In general, you can manipulate total derivatives like fractions, but you can't do the same with partial derivatives.

Cross-posted from here.

If you have a function $f(x,y)$ where $x=x(t)$ and $y=y(t)$ are themselves functions of a parameter $t,$ and you blindly cancel out differentials, then you can get to incorrect statements like

$$\begin{align*} \require{cancel}\dfrac{\partial f}{\partial t} = \dfrac{\partial f}{\cancel{\partial x}} \cdot \dfrac{\cancel{\partial x}}{\partial t} = \dfrac{\partial f}{\cancel{\partial y}} \cdot \dfrac{\cancel{\partial y}}{\partial t}, \quad {\color{red}\times} \end{align*}$$

whereas what’s actually true is

$$\begin{align*} \dfrac{\partial f}{\partial t} = \dfrac{\partial f}{\partial x} \cdot \dfrac{\partial x}{\partial t} + \dfrac{\partial f}{\partial y} \cdot \dfrac{\partial y}{\partial t}. \quad {\color{green}\checkmark} \end{align*}$$

You can’t cancel because the $\partial f$’s in the numerators of $\dfrac{\partial f}{\partial t},$ $\dfrac{\partial f}{\partial x},$ $\dfrac{\partial f}{\partial y}$ all mean different things.

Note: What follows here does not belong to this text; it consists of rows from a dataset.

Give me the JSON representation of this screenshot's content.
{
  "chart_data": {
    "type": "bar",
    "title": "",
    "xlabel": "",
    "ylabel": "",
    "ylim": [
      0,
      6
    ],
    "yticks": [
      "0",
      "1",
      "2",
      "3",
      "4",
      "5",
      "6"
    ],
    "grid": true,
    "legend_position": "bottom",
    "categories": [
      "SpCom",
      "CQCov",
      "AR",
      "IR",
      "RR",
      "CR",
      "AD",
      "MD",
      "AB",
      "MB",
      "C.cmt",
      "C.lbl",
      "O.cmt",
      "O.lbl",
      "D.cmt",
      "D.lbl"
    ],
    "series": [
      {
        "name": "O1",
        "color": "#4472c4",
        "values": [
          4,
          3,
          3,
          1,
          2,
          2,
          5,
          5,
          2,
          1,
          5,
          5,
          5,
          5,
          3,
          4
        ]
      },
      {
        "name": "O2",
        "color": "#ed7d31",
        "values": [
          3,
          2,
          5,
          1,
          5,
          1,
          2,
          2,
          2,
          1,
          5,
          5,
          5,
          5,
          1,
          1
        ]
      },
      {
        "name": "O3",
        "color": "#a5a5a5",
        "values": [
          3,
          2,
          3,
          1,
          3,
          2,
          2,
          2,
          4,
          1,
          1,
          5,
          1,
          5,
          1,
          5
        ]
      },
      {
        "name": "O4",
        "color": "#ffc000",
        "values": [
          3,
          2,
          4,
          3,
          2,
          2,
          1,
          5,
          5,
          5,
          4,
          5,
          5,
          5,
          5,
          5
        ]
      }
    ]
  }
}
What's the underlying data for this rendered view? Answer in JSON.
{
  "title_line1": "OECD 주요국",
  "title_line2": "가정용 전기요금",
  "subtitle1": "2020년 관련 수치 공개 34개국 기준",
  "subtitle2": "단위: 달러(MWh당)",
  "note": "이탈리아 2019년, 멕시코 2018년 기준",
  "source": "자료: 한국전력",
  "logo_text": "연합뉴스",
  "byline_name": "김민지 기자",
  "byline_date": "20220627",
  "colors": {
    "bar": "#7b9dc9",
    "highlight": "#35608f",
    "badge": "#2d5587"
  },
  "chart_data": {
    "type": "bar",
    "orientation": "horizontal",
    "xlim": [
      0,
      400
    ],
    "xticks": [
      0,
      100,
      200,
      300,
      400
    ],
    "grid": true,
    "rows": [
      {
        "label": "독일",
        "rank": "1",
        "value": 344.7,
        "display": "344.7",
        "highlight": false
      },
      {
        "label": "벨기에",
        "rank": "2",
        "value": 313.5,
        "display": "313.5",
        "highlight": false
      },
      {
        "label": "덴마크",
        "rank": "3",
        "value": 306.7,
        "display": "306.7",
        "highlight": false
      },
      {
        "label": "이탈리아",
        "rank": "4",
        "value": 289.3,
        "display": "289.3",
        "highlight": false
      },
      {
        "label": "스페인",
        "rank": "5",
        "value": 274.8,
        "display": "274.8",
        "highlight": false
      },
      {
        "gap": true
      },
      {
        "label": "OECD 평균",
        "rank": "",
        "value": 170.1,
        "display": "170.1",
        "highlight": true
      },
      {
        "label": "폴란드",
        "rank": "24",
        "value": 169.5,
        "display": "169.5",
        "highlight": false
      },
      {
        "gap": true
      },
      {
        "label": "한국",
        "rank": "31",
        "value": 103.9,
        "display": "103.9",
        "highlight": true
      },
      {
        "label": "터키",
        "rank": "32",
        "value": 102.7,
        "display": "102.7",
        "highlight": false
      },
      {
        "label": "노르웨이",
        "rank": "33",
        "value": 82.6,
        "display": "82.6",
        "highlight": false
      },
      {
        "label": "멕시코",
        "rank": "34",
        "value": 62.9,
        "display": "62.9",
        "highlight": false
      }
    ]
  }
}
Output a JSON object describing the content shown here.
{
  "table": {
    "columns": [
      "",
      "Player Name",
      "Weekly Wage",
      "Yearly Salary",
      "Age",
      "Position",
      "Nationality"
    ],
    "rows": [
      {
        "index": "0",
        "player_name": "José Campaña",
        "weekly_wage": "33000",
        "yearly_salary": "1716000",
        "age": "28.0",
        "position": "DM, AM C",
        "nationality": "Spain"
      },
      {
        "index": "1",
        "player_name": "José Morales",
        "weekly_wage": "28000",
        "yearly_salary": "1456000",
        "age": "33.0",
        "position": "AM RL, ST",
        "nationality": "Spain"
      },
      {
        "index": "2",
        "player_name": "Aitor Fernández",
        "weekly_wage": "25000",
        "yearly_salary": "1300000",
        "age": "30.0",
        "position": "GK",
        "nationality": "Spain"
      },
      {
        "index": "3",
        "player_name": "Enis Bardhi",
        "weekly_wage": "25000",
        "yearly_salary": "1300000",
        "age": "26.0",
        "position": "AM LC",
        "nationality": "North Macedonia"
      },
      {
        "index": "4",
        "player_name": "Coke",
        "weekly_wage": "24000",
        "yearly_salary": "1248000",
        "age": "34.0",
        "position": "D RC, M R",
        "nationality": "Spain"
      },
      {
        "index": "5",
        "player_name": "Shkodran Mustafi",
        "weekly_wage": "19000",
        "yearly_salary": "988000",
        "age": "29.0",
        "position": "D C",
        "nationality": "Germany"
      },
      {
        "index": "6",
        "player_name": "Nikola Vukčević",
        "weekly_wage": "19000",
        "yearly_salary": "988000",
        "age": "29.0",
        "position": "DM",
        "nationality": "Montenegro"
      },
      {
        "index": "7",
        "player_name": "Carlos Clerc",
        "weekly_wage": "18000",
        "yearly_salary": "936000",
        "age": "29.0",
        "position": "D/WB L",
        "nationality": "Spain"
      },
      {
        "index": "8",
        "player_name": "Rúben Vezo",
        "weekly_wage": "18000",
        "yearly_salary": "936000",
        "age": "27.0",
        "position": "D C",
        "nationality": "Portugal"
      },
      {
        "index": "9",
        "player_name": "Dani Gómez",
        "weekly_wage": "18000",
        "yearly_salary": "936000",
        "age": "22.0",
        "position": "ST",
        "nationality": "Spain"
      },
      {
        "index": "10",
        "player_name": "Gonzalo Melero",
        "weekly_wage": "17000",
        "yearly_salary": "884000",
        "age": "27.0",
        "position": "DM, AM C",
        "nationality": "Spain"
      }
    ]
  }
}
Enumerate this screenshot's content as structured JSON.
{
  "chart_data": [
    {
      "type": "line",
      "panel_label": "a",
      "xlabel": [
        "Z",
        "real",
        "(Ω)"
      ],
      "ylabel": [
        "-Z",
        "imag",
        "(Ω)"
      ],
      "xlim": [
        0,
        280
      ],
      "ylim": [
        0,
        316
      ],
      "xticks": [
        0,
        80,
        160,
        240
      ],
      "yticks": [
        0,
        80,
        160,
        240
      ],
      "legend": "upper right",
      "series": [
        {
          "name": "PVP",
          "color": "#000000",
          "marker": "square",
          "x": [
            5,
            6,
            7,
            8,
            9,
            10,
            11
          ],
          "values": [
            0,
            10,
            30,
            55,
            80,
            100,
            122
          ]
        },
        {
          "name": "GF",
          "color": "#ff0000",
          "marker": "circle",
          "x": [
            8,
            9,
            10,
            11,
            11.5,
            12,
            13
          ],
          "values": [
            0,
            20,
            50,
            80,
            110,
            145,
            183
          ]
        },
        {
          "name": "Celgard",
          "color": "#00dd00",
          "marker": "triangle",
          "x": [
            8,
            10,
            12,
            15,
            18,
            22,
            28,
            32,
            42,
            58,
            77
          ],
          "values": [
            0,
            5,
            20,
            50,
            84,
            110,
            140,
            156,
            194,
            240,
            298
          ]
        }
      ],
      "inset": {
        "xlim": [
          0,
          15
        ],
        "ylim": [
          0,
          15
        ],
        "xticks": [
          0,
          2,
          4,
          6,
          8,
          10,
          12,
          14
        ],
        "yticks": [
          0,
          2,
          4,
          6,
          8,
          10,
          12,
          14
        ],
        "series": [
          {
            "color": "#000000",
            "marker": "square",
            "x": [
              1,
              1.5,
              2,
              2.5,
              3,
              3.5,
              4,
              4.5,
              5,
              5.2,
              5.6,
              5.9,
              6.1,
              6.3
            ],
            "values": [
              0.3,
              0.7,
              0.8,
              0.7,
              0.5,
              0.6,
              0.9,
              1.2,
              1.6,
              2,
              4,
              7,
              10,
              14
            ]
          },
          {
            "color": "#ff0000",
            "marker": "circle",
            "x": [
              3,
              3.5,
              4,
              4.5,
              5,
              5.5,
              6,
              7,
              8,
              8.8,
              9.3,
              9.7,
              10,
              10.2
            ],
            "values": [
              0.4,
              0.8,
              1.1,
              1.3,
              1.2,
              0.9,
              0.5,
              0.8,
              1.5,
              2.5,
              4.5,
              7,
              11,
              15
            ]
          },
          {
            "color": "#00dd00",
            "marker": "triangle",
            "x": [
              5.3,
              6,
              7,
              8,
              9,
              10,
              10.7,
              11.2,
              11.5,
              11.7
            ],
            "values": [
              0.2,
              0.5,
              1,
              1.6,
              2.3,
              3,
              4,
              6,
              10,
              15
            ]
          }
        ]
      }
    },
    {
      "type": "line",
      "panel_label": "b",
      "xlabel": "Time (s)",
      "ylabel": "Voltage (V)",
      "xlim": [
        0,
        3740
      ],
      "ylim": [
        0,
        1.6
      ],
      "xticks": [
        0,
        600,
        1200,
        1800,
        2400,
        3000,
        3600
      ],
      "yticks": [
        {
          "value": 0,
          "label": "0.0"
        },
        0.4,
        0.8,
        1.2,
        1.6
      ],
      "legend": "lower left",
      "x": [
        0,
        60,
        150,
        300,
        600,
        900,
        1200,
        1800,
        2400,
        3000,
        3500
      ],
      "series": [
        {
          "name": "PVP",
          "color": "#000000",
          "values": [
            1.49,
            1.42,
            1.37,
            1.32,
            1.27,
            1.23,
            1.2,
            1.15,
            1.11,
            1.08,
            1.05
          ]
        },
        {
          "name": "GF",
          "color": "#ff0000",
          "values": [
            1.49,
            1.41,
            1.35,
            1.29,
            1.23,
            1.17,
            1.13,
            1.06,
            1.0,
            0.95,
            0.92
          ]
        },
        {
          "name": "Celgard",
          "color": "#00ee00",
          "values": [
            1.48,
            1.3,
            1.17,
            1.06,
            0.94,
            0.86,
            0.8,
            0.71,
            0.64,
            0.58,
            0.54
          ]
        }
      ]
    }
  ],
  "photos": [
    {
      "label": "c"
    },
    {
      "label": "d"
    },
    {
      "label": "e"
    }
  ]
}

The $\partial f$ in the numerator of $\dfrac{\partial f}{\partial t},$ represents the change in $f$ attributed to the change in $t.$
The $\partial f$ in the numerator of $\dfrac{\partial f}{\partial x}$ represents the change in $f$ attributed to the change in $x.$
The $\partial f$ in the numerator of $\dfrac{\partial f}{\partial y}$ represents the change in $f$ attributed to the change in $y.$

But in single-variable calculus, you’re working exclusively with functions that have only one input variable. And if you have a function $f(x)$ where $x=x(t)$ is itself a function of a parameter $t,$ then it’s true that

$$\begin{align*} \dfrac{\partial f}{\partial t} = \dfrac{\partial f}{\partial x} \cdot \dfrac{\partial x}{\partial t}. \end{align*}$$

The above is conventionally written with “total” derivative symbols ($\mathrm d$ means “total”, $\partial$ means “partial”) since the change attributed to the single variable is the same as the total change of the function.

$$\begin{align*} \dfrac{\mathrm df}{\mathrm dt} = \dfrac{\mathrm df}{\mathrm dx} \cdot \dfrac{\mathrm dx}{\mathrm dt} \end{align*}$$

So in general, you can manipulate total derivatives ($\mathrm d$) like fractions, but you can’t do the same with partial derivatives ($\partial$).

$$\begin{align*} \require{cancel} \textrm{valid:} \quad &\dfrac{\mathrm df}{\mathrm dt} = \dfrac{\mathrm df}{\cancel{\mathrm dx}} \cdot \dfrac{\cancel{\mathrm dx}}{\mathrm dt} \quad {\color{green}\checkmark} \\[5pt] \textrm{NOT valid:} \quad &\dfrac{\partial f}{\partial t} = \dfrac{\partial f}{\cancel{\partial x}} \cdot \dfrac{\cancel{\partial x}}{\partial t} \quad {\color{red}\times} \end{align*}$$